The author talks about how we (comfortable, rich Western Christian America) have kind of hijacked the word “blessed” and made it mean something it shouldn't mean. We look at the material good fortune that has come our way, for whatever reason, and think that we are blessed. That God is blessing us.
Who says it's a blessing?
Really, it's not just an incorrect way of viewing it, it's an insulting way of viewing it. If wealth, physical comfort, and security is a blessing from God, what do you say to the thousands and thousands of faithful believers in the world who have none of these? Why is God blessing me but not them? (Frankly, most of them are far more deserving.) Considering how these material advantages often make me self-assured, weak in my faith, and less dependent on God, how can they be considered a blessing?
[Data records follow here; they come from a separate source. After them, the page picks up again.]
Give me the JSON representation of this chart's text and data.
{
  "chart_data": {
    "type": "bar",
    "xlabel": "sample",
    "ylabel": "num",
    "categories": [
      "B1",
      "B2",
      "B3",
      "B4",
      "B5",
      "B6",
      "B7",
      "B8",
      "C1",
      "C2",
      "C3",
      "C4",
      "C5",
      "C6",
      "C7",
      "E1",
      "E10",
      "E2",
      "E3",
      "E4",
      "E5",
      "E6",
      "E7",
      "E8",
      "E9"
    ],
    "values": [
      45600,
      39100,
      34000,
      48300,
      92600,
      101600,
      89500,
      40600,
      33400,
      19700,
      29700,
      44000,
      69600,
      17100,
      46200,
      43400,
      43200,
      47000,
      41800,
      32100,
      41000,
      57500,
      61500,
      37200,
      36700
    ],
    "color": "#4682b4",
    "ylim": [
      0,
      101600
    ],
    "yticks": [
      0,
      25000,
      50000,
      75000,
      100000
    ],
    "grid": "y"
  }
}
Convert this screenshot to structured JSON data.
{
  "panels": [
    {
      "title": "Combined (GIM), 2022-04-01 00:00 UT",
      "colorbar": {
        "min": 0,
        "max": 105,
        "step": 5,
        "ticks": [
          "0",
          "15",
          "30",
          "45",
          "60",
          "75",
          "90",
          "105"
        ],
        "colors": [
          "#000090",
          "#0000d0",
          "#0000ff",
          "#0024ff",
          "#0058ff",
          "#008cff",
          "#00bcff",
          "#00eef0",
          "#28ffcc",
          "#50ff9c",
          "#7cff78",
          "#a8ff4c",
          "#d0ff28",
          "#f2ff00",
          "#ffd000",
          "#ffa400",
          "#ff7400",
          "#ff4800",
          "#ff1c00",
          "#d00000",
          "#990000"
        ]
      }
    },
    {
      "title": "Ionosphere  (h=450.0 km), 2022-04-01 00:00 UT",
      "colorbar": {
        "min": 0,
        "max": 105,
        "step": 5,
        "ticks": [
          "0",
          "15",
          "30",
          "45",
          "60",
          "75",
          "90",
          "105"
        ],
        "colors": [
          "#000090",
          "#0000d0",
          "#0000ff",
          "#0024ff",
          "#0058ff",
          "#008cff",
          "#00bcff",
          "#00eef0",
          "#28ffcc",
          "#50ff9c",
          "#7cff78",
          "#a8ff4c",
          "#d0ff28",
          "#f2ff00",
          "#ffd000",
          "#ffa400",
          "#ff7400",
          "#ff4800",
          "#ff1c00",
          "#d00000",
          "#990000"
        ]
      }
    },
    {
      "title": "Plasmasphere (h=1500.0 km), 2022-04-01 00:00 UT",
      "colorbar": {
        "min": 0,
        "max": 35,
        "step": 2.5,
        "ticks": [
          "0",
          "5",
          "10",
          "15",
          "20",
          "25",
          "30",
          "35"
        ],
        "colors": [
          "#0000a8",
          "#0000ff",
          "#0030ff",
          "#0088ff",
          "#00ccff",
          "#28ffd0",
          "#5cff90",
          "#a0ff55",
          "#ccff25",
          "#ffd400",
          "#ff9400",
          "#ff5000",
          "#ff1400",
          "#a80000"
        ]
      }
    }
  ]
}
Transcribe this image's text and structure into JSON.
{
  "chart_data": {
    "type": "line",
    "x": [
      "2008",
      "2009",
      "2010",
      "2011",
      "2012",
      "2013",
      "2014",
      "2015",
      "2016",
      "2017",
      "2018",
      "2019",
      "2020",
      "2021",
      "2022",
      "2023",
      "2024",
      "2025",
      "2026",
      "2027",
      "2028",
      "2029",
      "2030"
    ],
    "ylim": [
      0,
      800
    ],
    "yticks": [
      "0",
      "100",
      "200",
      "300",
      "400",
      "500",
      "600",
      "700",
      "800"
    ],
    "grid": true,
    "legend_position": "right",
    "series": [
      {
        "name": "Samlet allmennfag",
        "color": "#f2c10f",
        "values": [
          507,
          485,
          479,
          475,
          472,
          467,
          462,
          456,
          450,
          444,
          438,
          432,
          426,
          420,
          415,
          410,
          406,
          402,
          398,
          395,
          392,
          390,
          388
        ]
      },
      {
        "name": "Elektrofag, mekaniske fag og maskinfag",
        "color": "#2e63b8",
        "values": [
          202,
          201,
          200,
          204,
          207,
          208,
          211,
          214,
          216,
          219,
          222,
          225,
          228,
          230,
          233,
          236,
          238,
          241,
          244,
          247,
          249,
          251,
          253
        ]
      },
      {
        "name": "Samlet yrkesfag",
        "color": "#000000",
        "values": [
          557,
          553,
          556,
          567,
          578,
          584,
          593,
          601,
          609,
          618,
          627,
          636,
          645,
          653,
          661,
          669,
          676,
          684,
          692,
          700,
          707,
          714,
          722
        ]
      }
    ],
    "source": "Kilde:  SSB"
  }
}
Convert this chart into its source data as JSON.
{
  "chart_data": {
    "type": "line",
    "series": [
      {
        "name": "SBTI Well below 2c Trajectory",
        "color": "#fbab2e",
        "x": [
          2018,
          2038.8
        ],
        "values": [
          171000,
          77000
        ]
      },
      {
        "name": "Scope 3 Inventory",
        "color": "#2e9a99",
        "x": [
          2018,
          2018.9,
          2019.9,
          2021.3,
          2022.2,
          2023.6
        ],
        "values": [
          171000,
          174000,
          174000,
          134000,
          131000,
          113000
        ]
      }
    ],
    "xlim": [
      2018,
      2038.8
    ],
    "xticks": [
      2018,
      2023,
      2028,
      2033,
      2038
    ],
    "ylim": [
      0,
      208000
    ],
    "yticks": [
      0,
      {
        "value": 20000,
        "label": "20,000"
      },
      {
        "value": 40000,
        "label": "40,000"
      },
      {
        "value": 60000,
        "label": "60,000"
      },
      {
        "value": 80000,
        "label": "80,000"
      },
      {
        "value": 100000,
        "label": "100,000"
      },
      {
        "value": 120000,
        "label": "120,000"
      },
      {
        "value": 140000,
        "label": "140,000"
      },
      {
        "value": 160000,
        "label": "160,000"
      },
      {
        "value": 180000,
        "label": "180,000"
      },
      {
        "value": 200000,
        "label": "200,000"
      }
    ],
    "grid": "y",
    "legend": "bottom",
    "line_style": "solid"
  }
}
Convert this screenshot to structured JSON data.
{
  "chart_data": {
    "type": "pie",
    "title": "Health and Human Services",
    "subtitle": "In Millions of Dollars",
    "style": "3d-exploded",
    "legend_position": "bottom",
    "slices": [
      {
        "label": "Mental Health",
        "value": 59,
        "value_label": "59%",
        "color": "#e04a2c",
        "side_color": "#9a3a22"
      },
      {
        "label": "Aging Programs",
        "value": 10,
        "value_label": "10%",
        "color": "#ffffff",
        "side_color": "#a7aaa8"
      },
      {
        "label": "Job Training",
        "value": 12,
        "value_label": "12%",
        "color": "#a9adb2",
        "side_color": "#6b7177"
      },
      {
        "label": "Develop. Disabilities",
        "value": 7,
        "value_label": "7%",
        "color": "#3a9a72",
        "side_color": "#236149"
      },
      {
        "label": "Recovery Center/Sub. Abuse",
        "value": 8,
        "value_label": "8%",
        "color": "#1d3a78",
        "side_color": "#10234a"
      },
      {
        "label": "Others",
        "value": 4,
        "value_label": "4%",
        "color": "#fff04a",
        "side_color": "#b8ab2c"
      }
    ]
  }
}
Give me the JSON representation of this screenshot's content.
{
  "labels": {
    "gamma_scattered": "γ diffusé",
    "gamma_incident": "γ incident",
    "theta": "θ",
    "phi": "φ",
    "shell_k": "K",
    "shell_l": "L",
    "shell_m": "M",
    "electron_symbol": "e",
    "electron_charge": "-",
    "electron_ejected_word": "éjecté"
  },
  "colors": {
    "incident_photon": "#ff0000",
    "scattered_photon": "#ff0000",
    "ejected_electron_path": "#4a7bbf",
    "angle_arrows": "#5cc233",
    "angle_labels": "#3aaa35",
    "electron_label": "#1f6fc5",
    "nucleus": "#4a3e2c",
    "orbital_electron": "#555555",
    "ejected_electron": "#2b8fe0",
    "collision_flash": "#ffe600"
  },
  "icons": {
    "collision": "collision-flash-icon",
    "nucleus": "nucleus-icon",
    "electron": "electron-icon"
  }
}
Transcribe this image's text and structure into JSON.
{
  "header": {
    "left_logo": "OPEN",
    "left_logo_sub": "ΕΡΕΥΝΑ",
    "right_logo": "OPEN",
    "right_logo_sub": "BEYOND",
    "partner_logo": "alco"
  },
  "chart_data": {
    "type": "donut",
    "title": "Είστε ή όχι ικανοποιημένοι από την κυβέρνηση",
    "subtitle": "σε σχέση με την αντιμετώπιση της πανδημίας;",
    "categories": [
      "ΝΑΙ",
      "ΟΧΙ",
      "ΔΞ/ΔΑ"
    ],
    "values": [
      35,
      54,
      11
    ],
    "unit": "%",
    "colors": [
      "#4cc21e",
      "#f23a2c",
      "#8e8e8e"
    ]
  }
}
They are not a blessing. Not in the way we define blessing. We've got to stop thinking that way.
I have friends struggling with medical issues beyond my comprehension. I have friends who don't know how they're paying the mortgage next month. I have friends whose marriages are falling apart. I have friends whose children have gone off a variety of deep ends. I have NO IDEA why I'm healthy, financially stable, and generally happy and secure today, but I'm quite certain it's not a reward for my faithfulness . . . or a sign of God's extra love for me more than anyone else . . . or because God thinks I deserve a life of ease when others don't.
It's not a reward – it's a responsibility. It's not a blessing – it's a burden.
This may seem like I'm being picky about semantics, but I'm going to start being more cautious about how I use that word. I'm grateful for the financial stability God has given our family, but God's blessing for us is not financial stability. God's blessing for us is the honor of having a relationship with Him.
It really does matter. How we talk about these things affects how we think about these things. If we sing that old hymn, “There shall be showers of blessing” (Does anyone sing that anymore?) and imagine money, friends, soft beds, nice cars, and hot lattes falling from the clouds, we are thinking of God as a jolly, bearded, behavioral psychologist in the sky who tries to control us with positive reinforcement.
No, no, no, no. The money, security, and favorable opportunities He gives us are tools He puts in our hands to use for His Kingdom. Tools for use. Not to “bless” us (the way we define blessing). Not for our pleasure and comfort and ease.
The joy, peace, and love we receive as He holds us in His arms – like a shepherd carries a lamb – those are the blessings. They are for our pleasure and comfort and ease. And they accomplish those things much more effectively than the money does.
May we use well the tools He gives us. And may we revel in the shower of His blessings.